The OWL representation of an example DDI-ADE.

Discussion

In a previous study, we used a similar Semantic Web-based approach to build a knowledge base of severe ADEs using the FDA AERS reporting data [8]. In this study, we focused on mining the DDI-induced ADEs and their severity information, and configured the filtering pipeline differently using a collection of ADE datasets. The standardization of ADE datasets is essential for enabling interoperability and comparability among heterogeneous data sources. We used a normalized AERS dataset, in which the drug names are normalized using standard drug ontologies RxNorm and NDF-RT and the ADEs are normalized using MedDRA, whereas the datasets from SIDER and PharmGKB used STITCH compound IDs to code drug names and used UMLS CUIs to code ADEs. Apparently, the solid mappings between RxNorm codes and STITCH IDs would be required in future, which will be part of our research efforts in constructing a standardized drug and pharmacological class network [21].

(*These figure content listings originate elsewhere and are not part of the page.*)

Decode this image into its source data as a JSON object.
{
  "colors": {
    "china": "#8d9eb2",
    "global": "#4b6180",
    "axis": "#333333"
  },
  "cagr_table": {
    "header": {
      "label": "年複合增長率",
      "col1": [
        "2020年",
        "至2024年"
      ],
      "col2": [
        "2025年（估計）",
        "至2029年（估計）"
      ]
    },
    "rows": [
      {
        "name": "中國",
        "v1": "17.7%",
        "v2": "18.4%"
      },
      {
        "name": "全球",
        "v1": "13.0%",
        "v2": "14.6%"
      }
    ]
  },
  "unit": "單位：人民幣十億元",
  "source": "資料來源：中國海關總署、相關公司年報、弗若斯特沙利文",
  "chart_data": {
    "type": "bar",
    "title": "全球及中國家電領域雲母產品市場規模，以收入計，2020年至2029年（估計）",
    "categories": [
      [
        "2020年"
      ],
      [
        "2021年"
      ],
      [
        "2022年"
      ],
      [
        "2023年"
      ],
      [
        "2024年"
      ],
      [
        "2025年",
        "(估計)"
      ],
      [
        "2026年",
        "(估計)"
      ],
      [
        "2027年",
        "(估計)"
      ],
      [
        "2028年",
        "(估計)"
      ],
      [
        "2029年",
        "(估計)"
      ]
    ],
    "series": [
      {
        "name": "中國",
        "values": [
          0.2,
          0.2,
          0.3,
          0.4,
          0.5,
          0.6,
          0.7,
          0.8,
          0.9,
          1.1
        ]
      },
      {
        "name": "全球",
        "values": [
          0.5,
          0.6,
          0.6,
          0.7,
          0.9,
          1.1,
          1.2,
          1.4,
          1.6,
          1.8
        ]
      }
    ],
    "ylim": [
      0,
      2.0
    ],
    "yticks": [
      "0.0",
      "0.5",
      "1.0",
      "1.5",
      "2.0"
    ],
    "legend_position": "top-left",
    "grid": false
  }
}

We also tested the signals of putative DDI-ADE pairs filtered by the pipeline using a large EMR data. We were able to detect some strong signals indicated by the enrichment score as illustrated in Table 7. This would potentially provide a very useful tool for the knowledge-driven detection of the DDI-induced ADEs from the EMR, though a rigorous patient chart review with a panel of clinicians would be needed in future to verify the signals to establish the causality of the drug-drug interaction.

For measuring the severity of ADEs, we used the CTCAE severity grading system. We found that the AERS outcome codes used to record serious patient outcomes in the AERS reporting data correspond well to the CTCAE Grades 3 to 5. Semantic Web OWL rendering of the DDI-ADE dataset provides seamless integration with the CTCAE itself, enabling a standard infrastructure for automatic classification of ADEs based on the severity conditions specified in the CTCAE.

There are several limitations in this study. First, we used the logic that a putative DDI-ADE combination is extracted if there exists an AERS report involving two drugs and the ADE. We understand that the AERS reports themselves do not make it easy to report concomitant drugs and these are known to be under-reported. This means the putative DDI-ADE pairs extracted in this study only reflect a portion of all DDI interactions and should not be considered as a comprehensive list. Second, the PharmGKB “silver standard” itself contains signals that have not been validated for causality. This is part of the reasons why we introduce the EMR-based signal enrichment metric in this study. Third, some signals identified from EMR data may not be valid and further rigorous validation approach will be needed in future to filter them out.

Conclusions

In summary, we developed a Semantic Web-based approach to mine severe DDI-induced ADEs. The dataset produced in this study will be publicly available from our ADEpedia website (http://adepedia.org). The approach developed could be generalized to detect the signals from EMR for putative severe ADEs induced by DDIs in other drug domains and would be useful for supporting translational and pharmacovigilance study of severe ADEs.

Consent

Informed consent of the use of EMRs for general research was provided by each subject with charts being included in the study. The study was approved by the Institutional Review Committee of the Mayo Clinic as Exempt (Mayo IRB Number: 12-009059).